Ese peligroso individuo estuvo detrás del asalto al Capitolio el 6 de enero, hace dos años, un intento de golpe de estado del magnate neoyorquino para impedir la toma de posesión de Joe Biden como presidente. similitudes La queja de Lula sobre la actitud sospechosa de las fuerzas de seguridad de Brasilia para prevenir estos episodios, vaya en el sentido de que hay algo más que una rabia espontánea.
Polarización
No está claro si Bolsonaro promovió los episodios contra la sede de los poderes constitucionales en Brasilia, pero ha estimulado furiosamente la polarización del país; Defendió los campos golpistas como democráticos y antes de salir del país para evitar entregar la banda presidencial a su sucesor, un gesto políticamente grosero como el de Trump con Biden o el de Cristina Kirchner con Mauricio Macri, volvió a machacar con las sospechas de unas elecciones robadas. en las huellas de la denuncia sin pruebas del líder ultrarrepublicano norteamericano.

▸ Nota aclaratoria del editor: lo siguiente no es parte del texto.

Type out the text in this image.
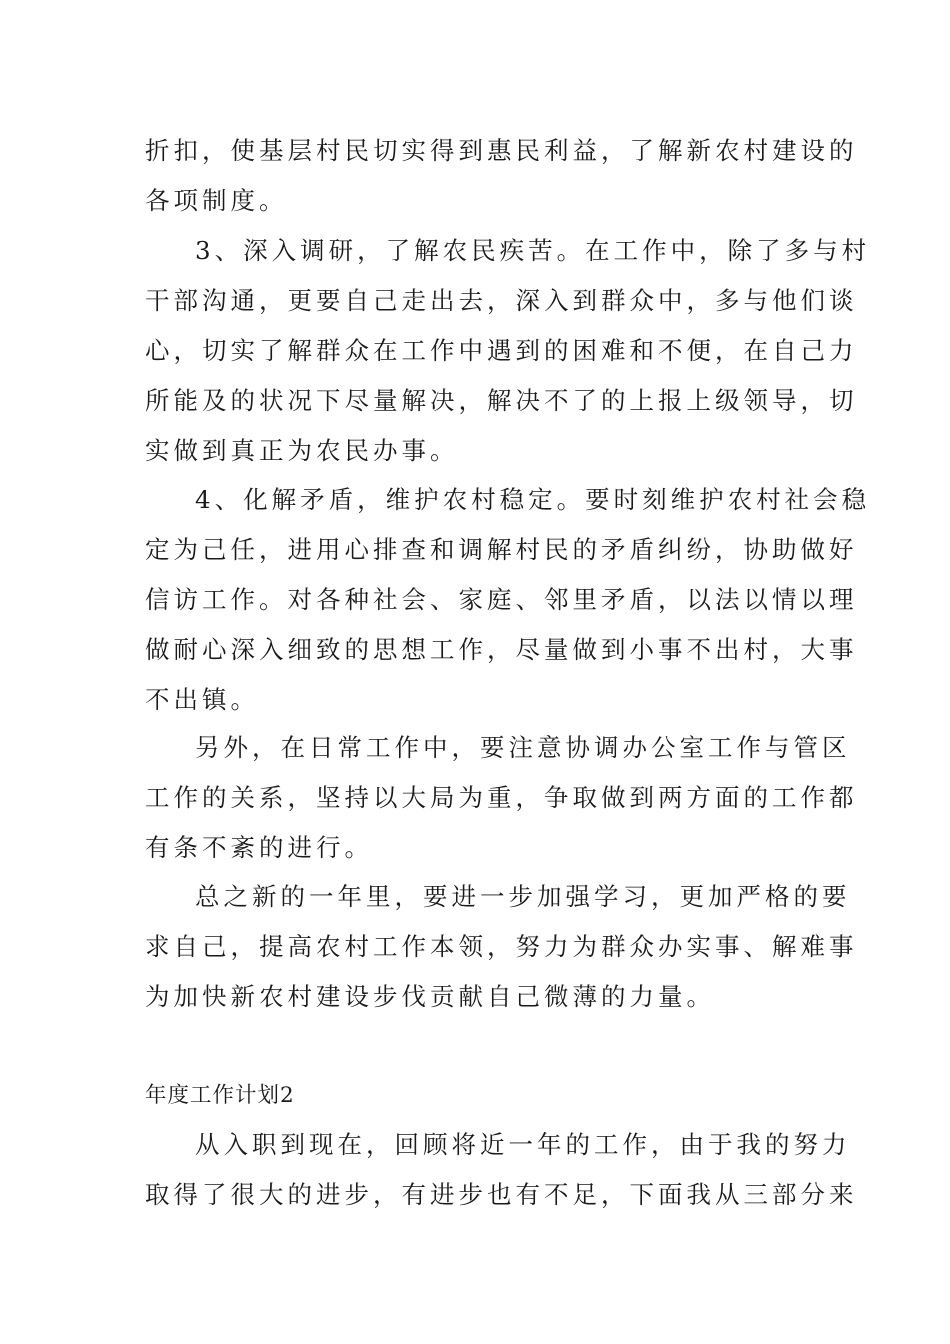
折扣，使基层村民切实得到惠民利益，了解新农村建设的
各项制度。
3、深入调研，了解农民疾苦。在工作中，除了多与村
干部沟通，更要自己走出去，深入到群众中，多与他们谈
心，切实了解群众在工作中遇到的困难和不便，在自己力
所能及的状况下尽量解决，解决不了的上报上级领导，切
实做到真正为农民办事。
4、化解矛盾，维护农村稳定。要时刻维护农村社会稳
定为己任，进用心排查和调解村民的矛盾纠纷，协助做好
信访工作。对各种社会、家庭、邻里矛盾，以法以情以理
做耐心深入细致的思想工作，尽量做到小事不出村，大事
不出镇。
另外，在日常工作中，要注意协调办公室工作与管区
工作的关系，坚持以大局为重，争取做到两方面的工作都
有条不紊的进行。
总之新的一年里，要进一步加强学习，更加严格的要
求自己，提高农村工作本领，努力为群众办实事、解难事
为加快新农村建设步伐贡献自己微薄的力量。
年度工作计划2
从入职到现在，回顾将近一年的工作，由于我的努力
取得了很大的进步，有进步也有不足，下面我从三部分来
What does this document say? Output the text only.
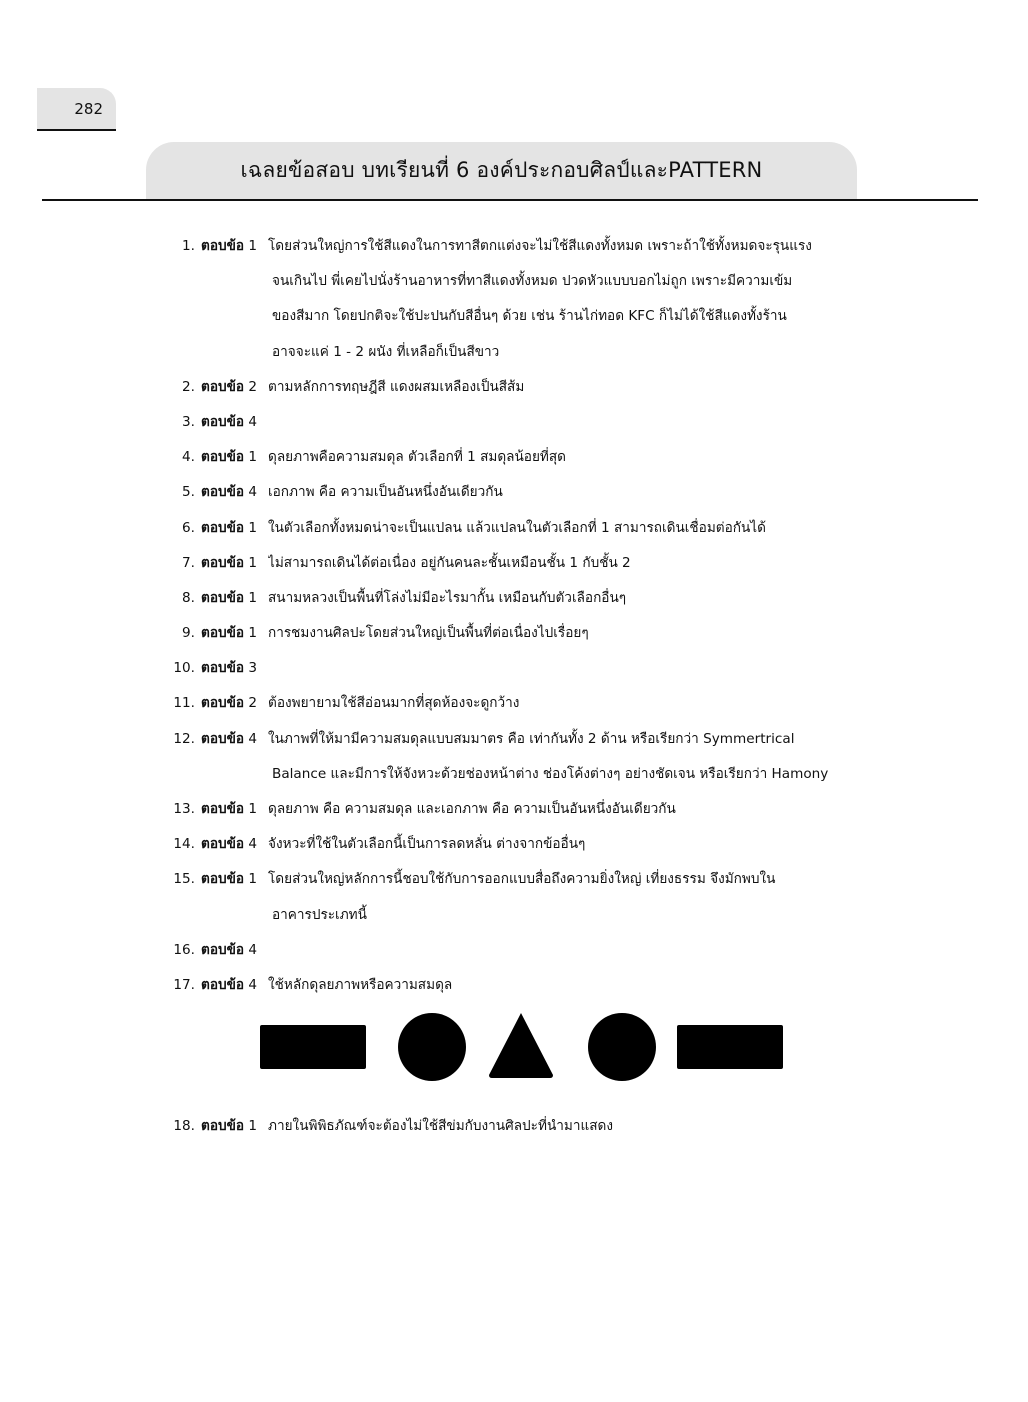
282
เฉลยข้อสอบ บทเรียนที่ 6 องค์ประกอบศิลป์และPATTERN
1. ตอบข้อ 1 โดยส่วนใหญ่การใช้สีแดงในการทาสีตกแต่งจะไม่ใช้สีแดงทั้งหมด เพราะถ้าใช้ทั้งหมดจะรุนแรง
จนเกินไป พี่เคยไปนั่งร้านอาหารที่ทาสีแดงทั้งหมด ปวดหัวแบบบอกไม่ถูก เพราะมีความเข้ม
ของสีมาก โดยปกติจะใช้ปะปนกับสีอื่นๆ ด้วย เช่น ร้านไก่ทอด KFC ก็ไม่ได้ใช้สีแดงทั้งร้าน
อาจจะแค่ 1 - 2 ผนัง ที่เหลือก็เป็นสีขาว
2. ตอบข้อ 2 ตามหลักการทฤษฎีสี แดงผสมเหลืองเป็นสีส้ม
3. ตอบข้อ 4
4. ตอบข้อ 1 ดุลยภาพคือความสมดุล ตัวเลือกที่ 1 สมดุลน้อยที่สุด
5. ตอบข้อ 4 เอกภาพ คือ ความเป็นอันหนึ่งอันเดียวกัน
6. ตอบข้อ 1 ในตัวเลือกทั้งหมดน่าจะเป็นแปลน แล้วแปลนในตัวเลือกที่ 1 สามารถเดินเชื่อมต่อกันได้
7. ตอบข้อ 1 ไม่สามารถเดินได้ต่อเนื่อง อยู่กันคนละชั้นเหมือนชั้น 1 กับชั้น 2
8. ตอบข้อ 1 สนามหลวงเป็นพื้นที่โล่งไม่มีอะไรมากั้น เหมือนกับตัวเลือกอื่นๆ
9. ตอบข้อ 1 การชมงานศิลปะโดยส่วนใหญ่เป็นพื้นที่ต่อเนื่องไปเรื่อยๆ
10. ตอบข้อ 3
11. ตอบข้อ 2 ต้องพยายามใช้สีอ่อนมากที่สุดห้องจะดูกว้าง
12. ตอบข้อ 4 ในภาพที่ให้มามีความสมดุลแบบสมมาตร คือ เท่ากันทั้ง 2 ด้าน หรือเรียกว่า Symmertrical
Balance และมีการให้จังหวะด้วยช่องหน้าต่าง ช่องโค้งต่างๆ อย่างชัดเจน หรือเรียกว่า Hamony
13. ตอบข้อ 1 ดุลยภาพ คือ ความสมดุล และเอกภาพ คือ ความเป็นอันหนึ่งอันเดียวกัน
14. ตอบข้อ 4 จังหวะที่ใช้ในตัวเลือกนี้เป็นการลดหลั่น ต่างจากข้ออื่นๆ
15. ตอบข้อ 1 โดยส่วนใหญ่หลักการนี้ชอบใช้กับการออกแบบสื่อถึงความยิ่งใหญ่ เที่ยงธรรม จึงมักพบใน
อาคารประเภทนี้
16. ตอบข้อ 4
17. ตอบข้อ 4 ใช้หลักดุลยภาพหรือความสมดุล
18. ตอบข้อ 1 ภายในพิพิธภัณฑ์จะต้องไม่ใช้สีข่มกับงานศิลปะที่นำมาแสดง
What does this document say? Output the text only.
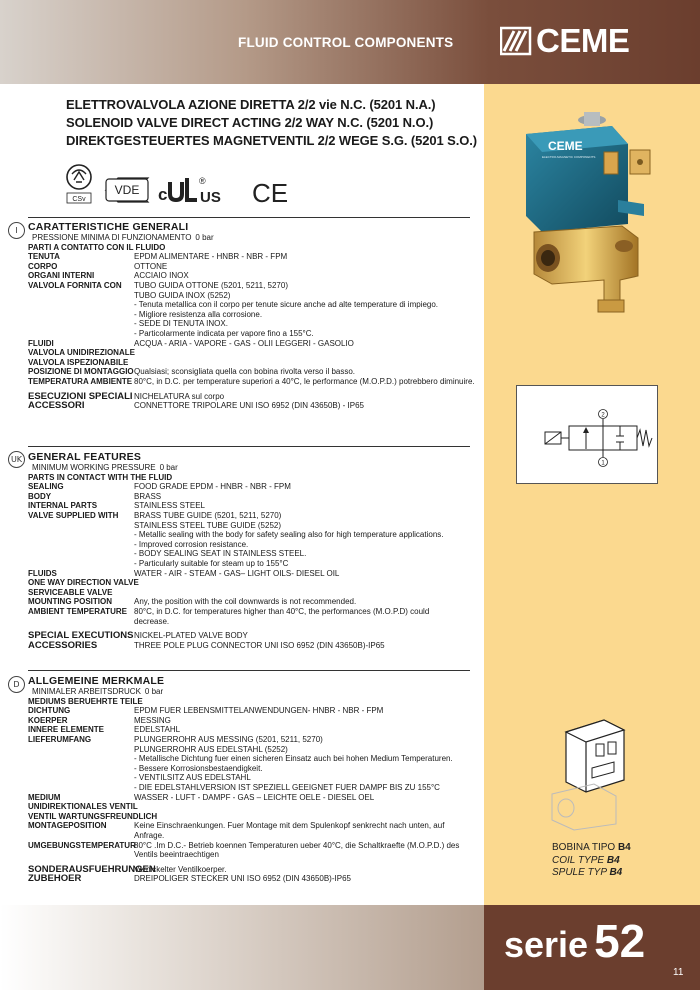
FLUID CONTROL COMPONENTS	CEME
ELETTROVALVOLA AZIONE DIRETTA 2/2 vie N.C. (5201 N.A.)
SOLENOID VALVE DIRECT ACTING 2/2 WAY N.C. (5201 N.O.)
DIREKTGESTEUERTES MAGNETVENTIL 2/2 WEGE S.G. (5201 S.O.)
CSv
VDE c
®
US CE
CEME
ELECTRO-MAGNETIC COMPONENTS
2
1
BOBINA TIPO B4
COIL TYPE B4
SPULE TYP B4
I CARATTERISTICHE GENERALI
PRESSIONE MINIMA DI FUNZIONAMENTO 0 bar
PARTI A CONTATTO CON IL FLUIDO
TENUTA	EPDM ALIMENTARE - HNBR - NBR - FPM
CORPO	OTTONE
ORGANI INTERNI	ACCIAIO INOX
VALVOLA FORNITA CON TUBO GUIDA OTTONE (5201, 5211, 5270)
TUBO GUIDA INOX (5252)
- Tenuta metallica con il corpo per tenute sicure anche ad alte temperature di impiego.
- Migliore resistenza alla corrosione.
- SEDE DI TENUTA INOX.
- Particolarmente indicata per vapore fino a 155°C.
FLUIDI	ACQUA - ARIA - VAPORE - GAS - OLII LEGGERI - GASOLIO
VALVOLA UNIDIREZIONALE

VALVOLA ISPEZIONABILE

POSIZIONE DI MONTAGGIO Qualsiasi; sconsigliata quella con bobina rivolta verso il basso.
TEMPERATURA AMBIENTE 80°C, in D.C. per temperature superiori a 40°C, le performance (M.O.P.D.) potrebbero diminuire.
ESECUZIONI SPECIALI NICHELATURA sul corpo
ACCESSORI	CONNETTORE TRIPOLARE UNI ISO 6952 (DIN 43650B) - IP65
UK GENERAL FEATURES
MINIMUM WORKING PRESSURE 0 bar
PARTS IN CONTACT WITH THE FLUID
SEALING	FOOD GRADE EPDM - HNBR - NBR - FPM
BODY	BRASS
INTERNAL PARTS	STAINLESS STEEL
VALVE SUPPLIED WITH BRASS TUBE GUIDE (5201, 5211, 5270)
STAINLESS STEEL TUBE GUIDE (5252)
- Metallic sealing with the body for safety sealing also for high temperature applications.
- Improved corrosion resistance.
- BODY SEALING SEAT IN STAINLESS STEEL.
- Particularly suitable for steam up to 155°C
FLUIDS	WATER - AIR - STEAM - GAS– LIGHT OILS- DIESEL OIL
ONE WAY DIRECTION VALVE

SERVICEABLE VALVE

MOUNTING POSITION	Any, the position with the coil downwards is not recommended.
AMBIENT TEMPERATURE 80°C, in D.C. for temperatures higher than 40°C, the performances (M.O.P.D) could
decrease.
SPECIAL EXECUTIONS NICKEL-PLATED VALVE BODY
ACCESSORIES	THREE POLE PLUG CONNECTOR UNI ISO 6952 (DIN 43650B)-IP65
D ALLGEMEINE MERKMALE
MINIMALER ARBEITSDRUCK 0 bar
MEDIUMS BERUEHRTE TEILE
DICHTUNG	EPDM FUER LEBENSMITTELANWENDUNGEN- HNBR - NBR - FPM
KOERPER	MESSING
INNERE ELEMENTE	EDELSTAHL
LIEFERUMFANG	PLUNGERROHR AUS MESSING (5201, 5211, 5270)
PLUNGERROHR AUS EDELSTAHL (5252)
- Metallische Dichtung fuer einen sicheren Einsatz auch bei hohen Medium Temperaturen.
- Bessere Korrosionsbestaendigkeit.
- VENTILSITZ AUS EDELSTAHL
- DIE EDELSTAHLVERSION IST SPEZIELL GEEIGNET FUER DAMPF BIS ZU 155°C
MEDIUM	WASSER - LUFT - DAMPF - GAS – LEICHTE OELE - DIESEL OEL
UNIDIREKTIONALES VENTIL

VENTIL WARTUNGSFREUNDLICH

MONTAGEPOSITION	Keine Einschraenkungen. Fuer Montage mit dem Spulenkopf senkrecht nach unten, auf
Anfrage.
UMGEBUNGSTEMPERATUR
80°C .Im D.C.- Betrieb koennen Temperaturen ueber 40°C, die Schaltkraefte (M.O.P.D.) des
Ventils beeintraechtigen
SONDERAUSFUEHRUNGEN
Vernickelter Ventilkoerper.
ZUBEHOER	DREIPOLIGER STECKER UNI ISO 6952 (DIN 43650B)-IP65
serie 52
11
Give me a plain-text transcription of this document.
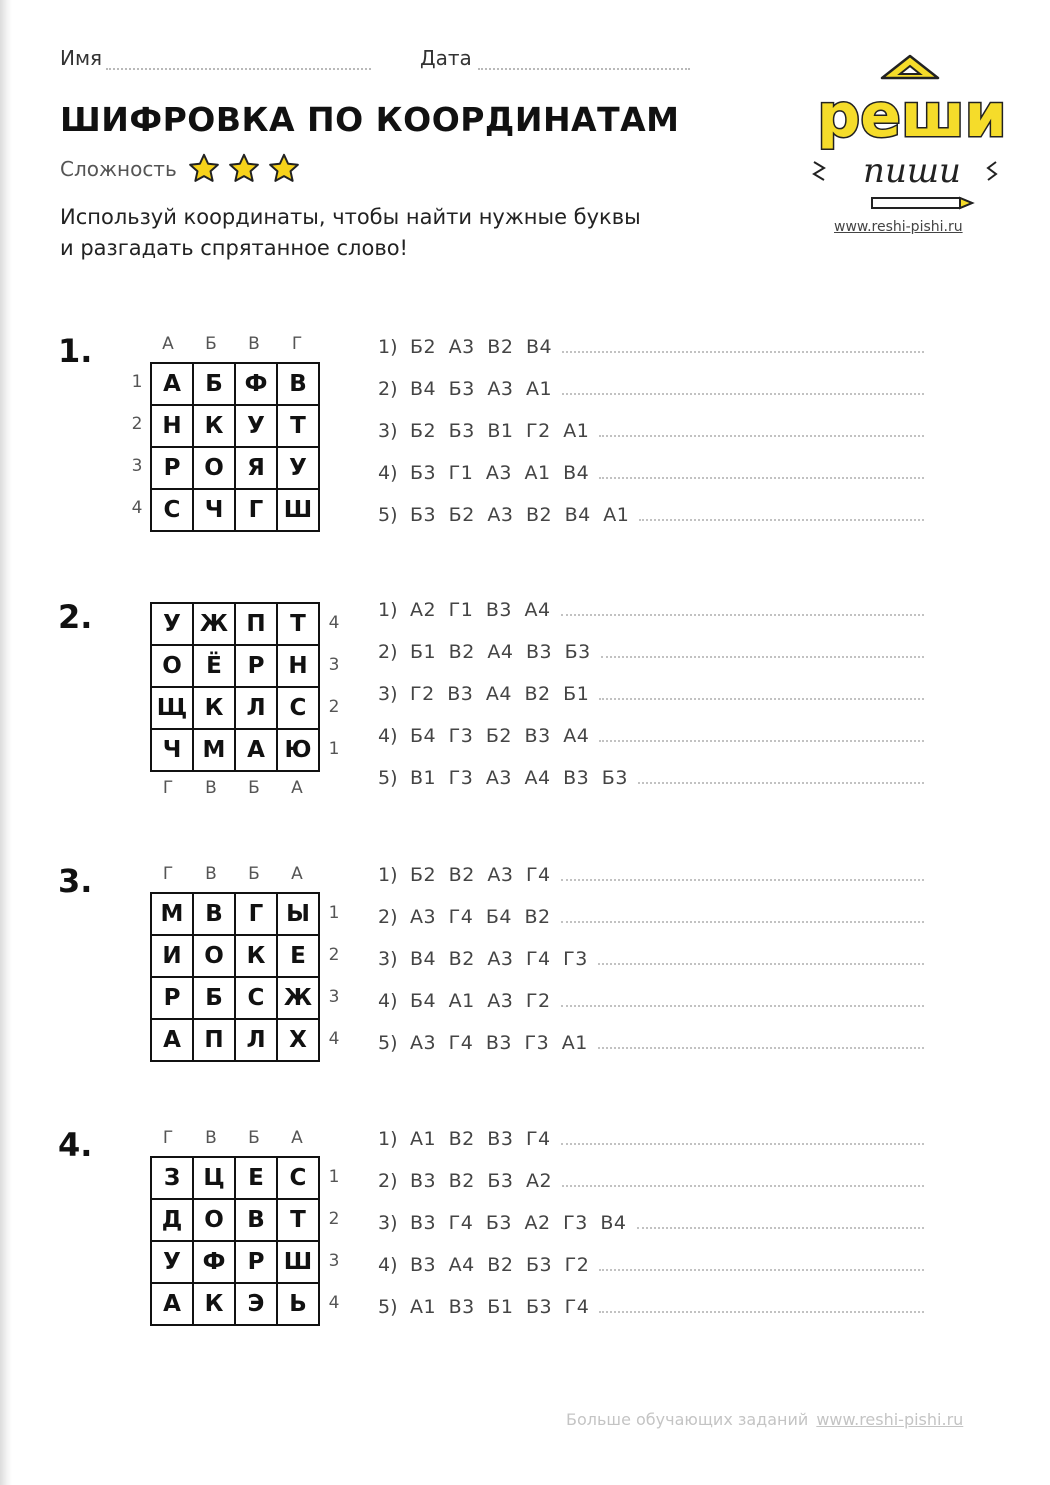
Имя	Дата
ШИФРОВКА ПО КООРДИНАТАМ
Сложность
Используй координаты, чтобы найти нужные буквы
и разгадать спрятанное слово!
реши
пиши
www.reshi-pishi.ru
1.	А	Б	В	Г
1
2
3
4
А	Б Ф В
Н К	У	Т
Р	О	Я	У
С	Ч	Г Ш
1) Б2 А3 В2 В4
2) В4 Б3 А3 А1
3) Б2 Б3 В1 Г2 А1
4) Б3 Г1 А3 А1 В4
5) Б3 Б2 А3 В2 В4 А1
2.	У Ж П	Т
О	Ё	Р	Н
Щ К	Л	С
Ч М А Ю
4
3
2
1
Г	В	Б	А
1) А2 Г1 В3 А4
2) Б1 В2 А4 В3 Б3
3) Г2 В3 А4 В2 Б1
4) Б4 Г3 Б2 В3 А4
5) В1 Г3 А3 А4 В3 Б3
3.	Г	В	Б	А
М В	Г Ы
И О К	Е
Р	Б	С Ж
А	П Л	Х
1
2
3
4
1) Б2 В2 А3 Г4
2) А3 Г4 Б4 В2
3) В4 В2 А3 Г4 Г3
4) Б4 А1 А3 Г2
5) А3 Г4 В3 Г3 А1
4.	Г	В	Б	А
З	Ц	Е	С
Д О	В	Т
У Ф Р Ш
А	К	Э	Ь
1
2
3
4
1) А1 В2 В3 Г4
2) В3 В2 Б3 А2
3) В3 Г4 Б3 А2 Г3 В4
4) В3 А4 В2 Б3 Г2
5) А1 В3 Б1 Б3 Г4
Больше обучающих заданий www.reshi-pishi.ru
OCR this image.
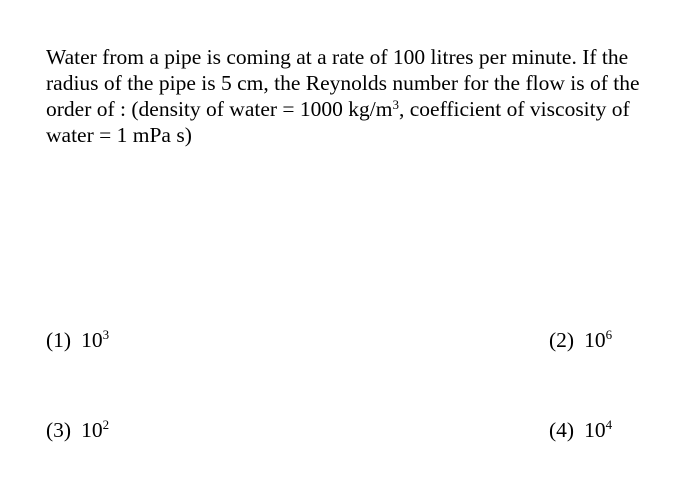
Water from a pipe is coming at a rate of 100 litres per minute. If the radius of the pipe is 5 cm, the Reynolds number for the flow is of the order of : (density of water = 1000 $kg/m^3$, coefficient of viscosity of water = 1 mPa s)

(1) $10^3$	(2) $10^6$
(3) $10^2$	(4) $10^4$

Bolsonaro nunca reconoció la victoria de su rival.
Lula seguramente neutralizará la locura que sacudió al país este domingo. No hay posibilidad de un golpe de Estado en Brasil. Y no cabe duda de que contrariamente a lo que suponen sus enemigos, este golpe furioso lo fortalecerá.
Pero, en términos políticos, el episodio muestra que costará mucho más reconstruir los límites institucionales y civiles que no deben ser violados.
Es un país mucho más complejo de lo que imaginaba. La intervención federal ahora en Brasilia, a días de llegar al gobierno, es una señal de la magnitud de esos desafíos. Lula sabe que quienes promueven estos ataques no buscan derrocar al gobierno, sino condicionarlo.
En este laberinto y con estos antecedentes, Lula debe resolver dos bombas económicas centrales y muy ligadas: la social, que implica una pobreza generalizada, y la fiscal, que anuncia abismos en las cuentas públicas que no se pueden evitar.
Cuando el nuevo presidente comienza a tratar de corregir esas desviaciones tendrá que exponer gran parte de su capital político. Ese juego dará de comer a sus contrincantes y en la calle disparará todo tipo de derivaciones.
Prueba de lo difícil que fue dominar este monstruo sucedió después de la toma de posesión, cuando el recién nacido gobierno decidió extender las exenciones de impuestos a los combustibles, una pérdida fiscal generada irresponsablemente por Bolsonaro. Estaba claro que si hacía lo contrario, es decir, lo correcto, subiría la inflación por la subida del precio de la gasolina y esos camioneros intentarían de nuevo secuestrar a Brasil.